Personal details
- Born: 18 June 1885 Narasapuram, Madras Presidency, British India
- Died: 1 June 1967 (aged 81) India
- Party: Justice Party
- Other political affiliations: Indian National Congress

= Grandhi Venkata Reddy Naidu =

Indian politician

Grandhi Venkata Reddy Naidu (1885–1967) was an Indian politician and the first Minister of Law for the Andhra Pradesh Legislative Assembly. When Andhra Pradesh became a newly formed state, Neelam Sanjiva Reddy was its first Chief Minister. Grandhi Venkata Reddy Naidu served in his cabinet.

==Early life and education==
Grandhi Venkata Reddy Naidu (aka Grandhi Venkatareddi and G.V.Reddy Naidu) was born in a Balija family (later became telagas) on 18 June 1885 at Narasapuram, West Godavari District of Andhra Pradesh, India. His father Narasimha Rao was a Land Lord at Narasapuram. His Grandfather Venkata Reddy Naidu was a Munsiff (circa 1840). Grandhi was a follower of K.V.Reddy Naidu.

Grandhi received his B.A and L.L.B degrees from University of Madras, and was called to the bar in 1918, enrolled as an Advocate in the Madras High Court.

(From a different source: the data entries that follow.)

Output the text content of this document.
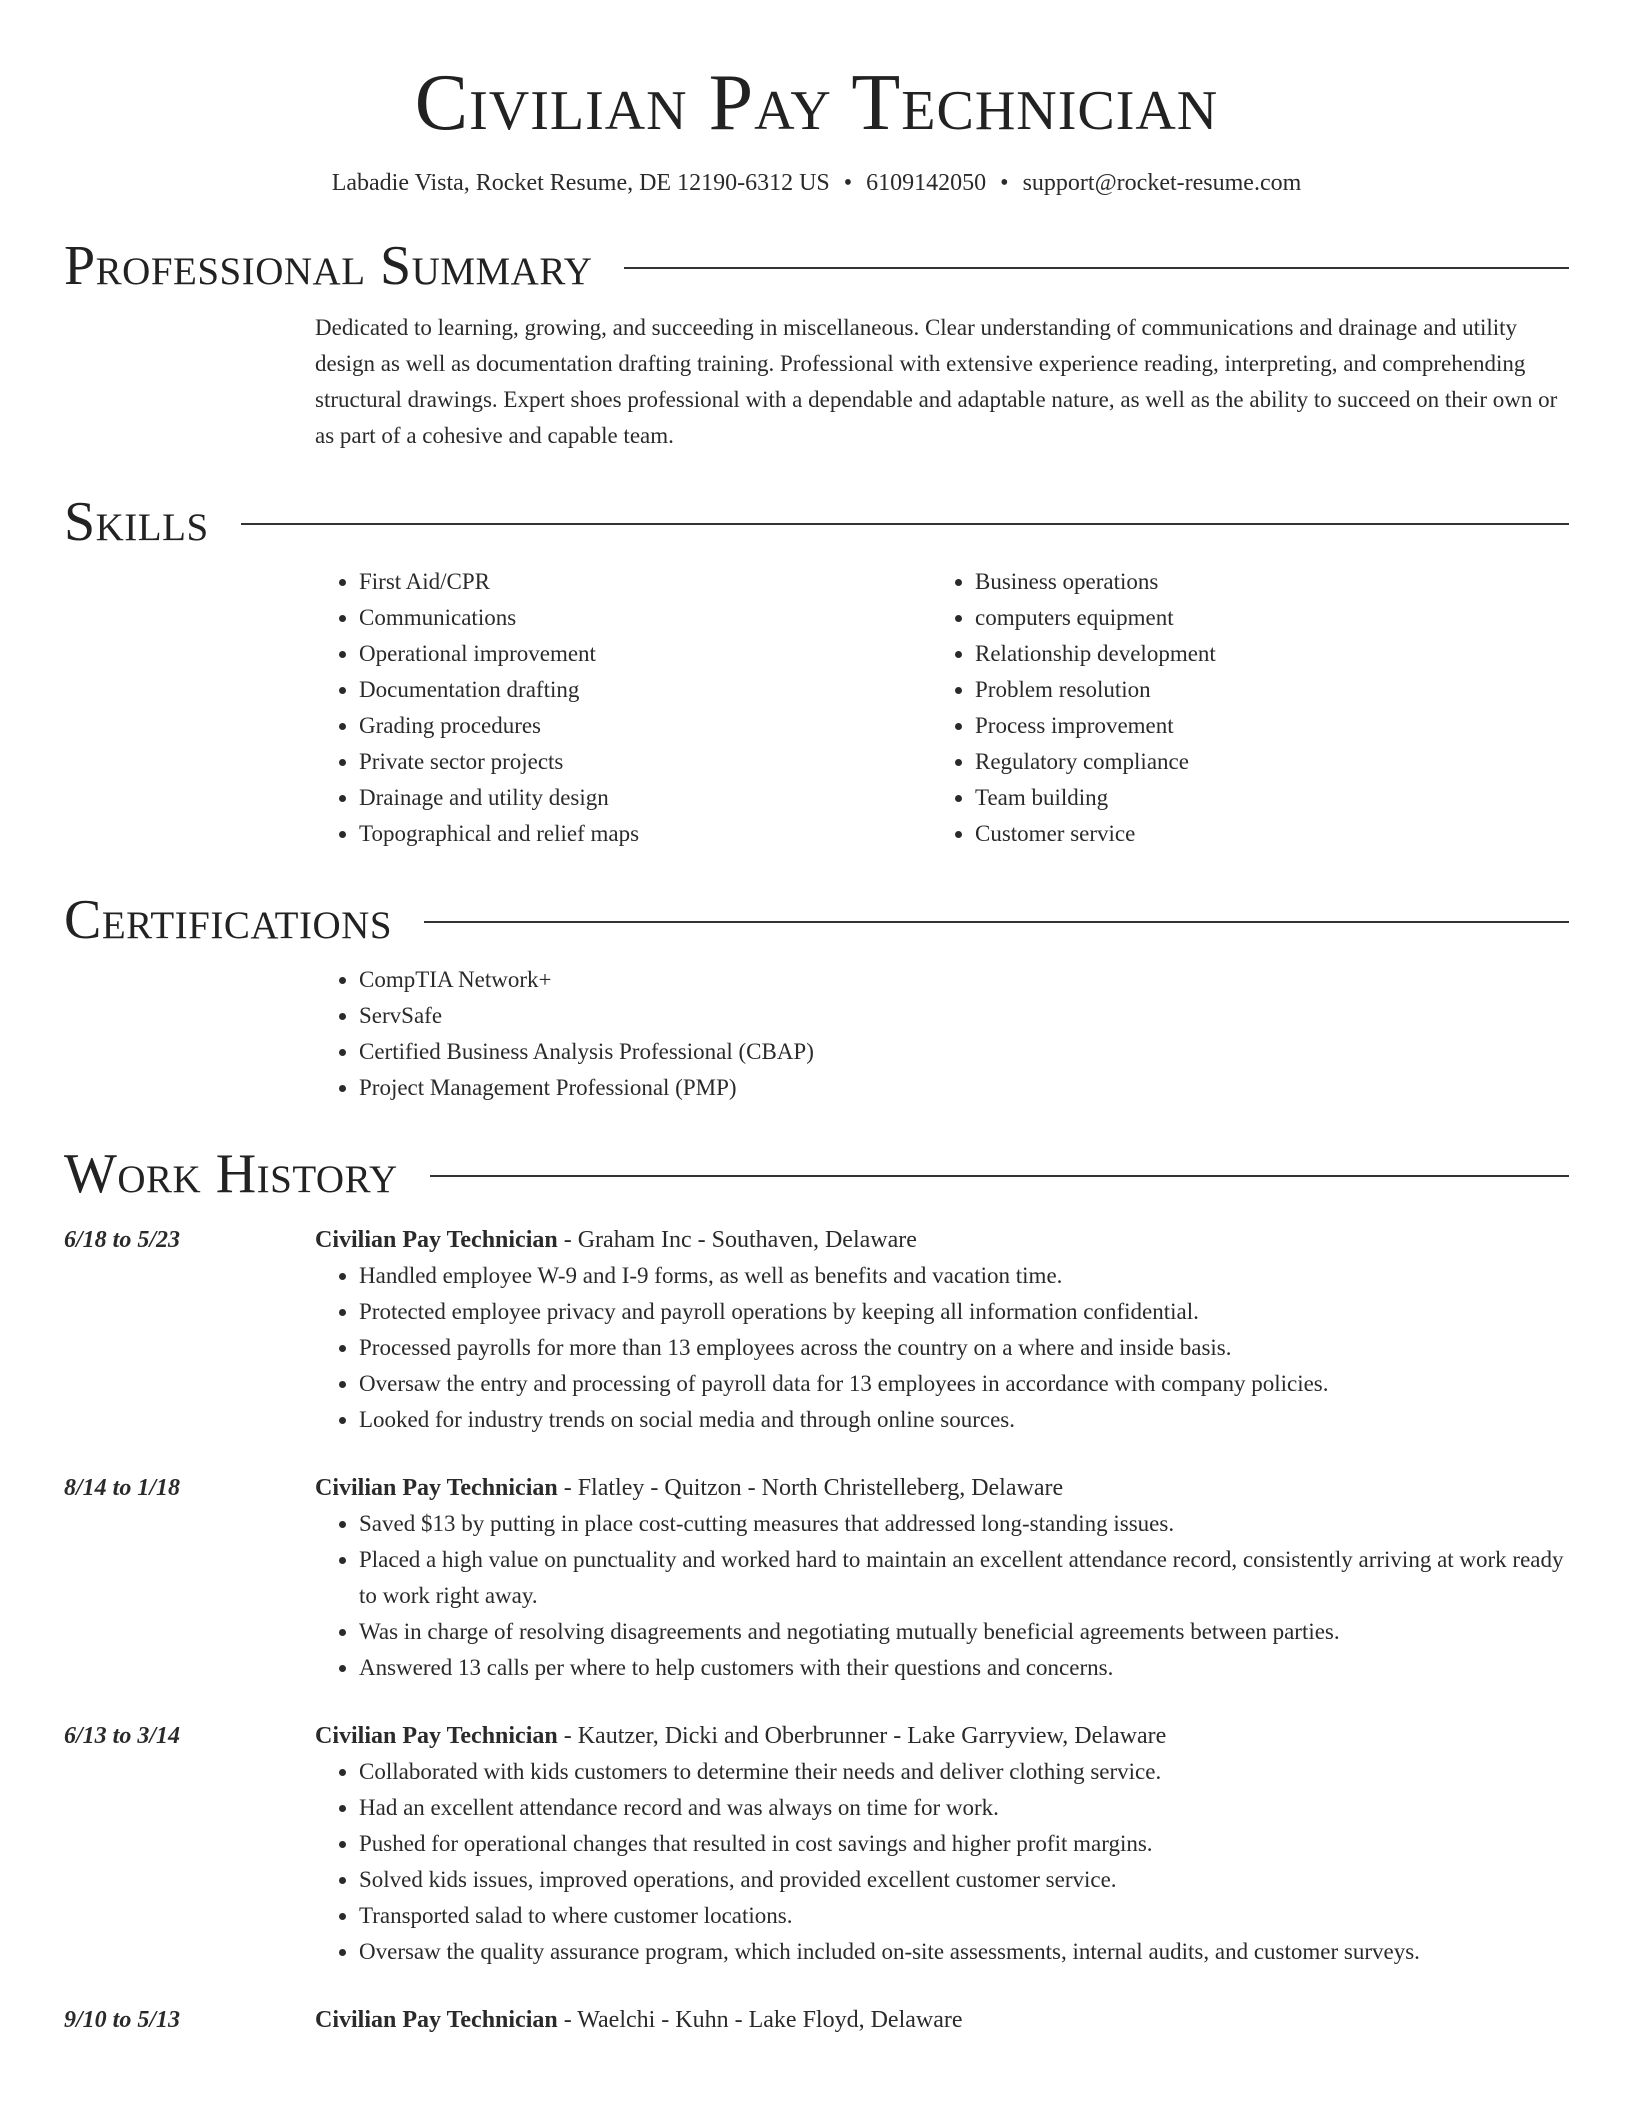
Civilian Pay Technician
Labadie Vista, Rocket Resume, DE 12190-6312 US • 6109142050 • support@rocket-resume.com
Professional Summary

Dedicated to learning, growing, and succeeding in miscellaneous. Clear understanding of communications and drainage and utility design as well as documentation drafting training. Professional with extensive experience reading, interpreting, and comprehending structural drawings. Expert shoes professional with a dependable and adaptable nature, as well as the ability to succeed on their own or as part of a cohesive and capable team.

Skills
• First Aid/CPR
• Communications
• Operational improvement
• Documentation drafting
• Grading procedures
• Private sector projects
• Drainage and utility design
• Topographical and relief maps
• Business operations
• computers equipment
• Relationship development
• Problem resolution
• Process improvement
• Regulatory compliance
• Team building
• Customer service
Certifications
• CompTIA Network+
• ServSafe
• Certified Business Analysis Professional (CBAP)
• Project Management Professional (PMP)
Work History
6/18 to 5/23	Civilian Pay Technician - Graham Inc - Southaven, Delaware
• Handled employee W-9 and I-9 forms, as well as benefits and vacation time.
• Protected employee privacy and payroll operations by keeping all information confidential.
• Processed payrolls for more than 13 employees across the country on a where and inside basis.
• Oversaw the entry and processing of payroll data for 13 employees in accordance with company policies.
• Looked for industry trends on social media and through online sources.
8/14 to 1/18	Civilian Pay Technician - Flatley - Quitzon - North Christelleberg, Delaware
• Saved $13 by putting in place cost-cutting measures that addressed long-standing issues.
• Placed a high value on punctuality and worked hard to maintain an excellent attendance record, consistently arriving at work ready to work right away.
• Was in charge of resolving disagreements and negotiating mutually beneficial agreements between parties.
• Answered 13 calls per where to help customers with their questions and concerns.
6/13 to 3/14	Civilian Pay Technician - Kautzer, Dicki and Oberbrunner - Lake Garryview, Delaware
• Collaborated with kids customers to determine their needs and deliver clothing service.
• Had an excellent attendance record and was always on time for work.
• Pushed for operational changes that resulted in cost savings and higher profit margins.
• Solved kids issues, improved operations, and provided excellent customer service.
• Transported salad to where customer locations.
• Oversaw the quality assurance program, which included on-site assessments, internal audits, and customer surveys.
9/10 to 5/13	Civilian Pay Technician - Waelchi - Kuhn - Lake Floyd, Delaware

After practicing law for three decades, he shifted his practice to his birthplace of Narasapuram.

==Career==
Grandhi spent his early youth in the Indian independence movement. Later he joined the Justice Party. He was the Justice Party President in Godavari District as well as West Godavari District. In 1955 he was elected as a Congress MLA from Narasapuram; and became the first Minister of Law for the state of Andhra Pradesh. He also served as the Minister for Endowments, Law officers, Prisons and Subordinate Courts. He was a Senate and Syndicate Member in Madras University and Andhra University. He was draft committee member in various state government acts. He was a Draft committee Chairman of Dowry prohibition Act, an act introduced in the assembly in September 1956. He established subordinate courts in Visalandhra, and schools in West Godavari District.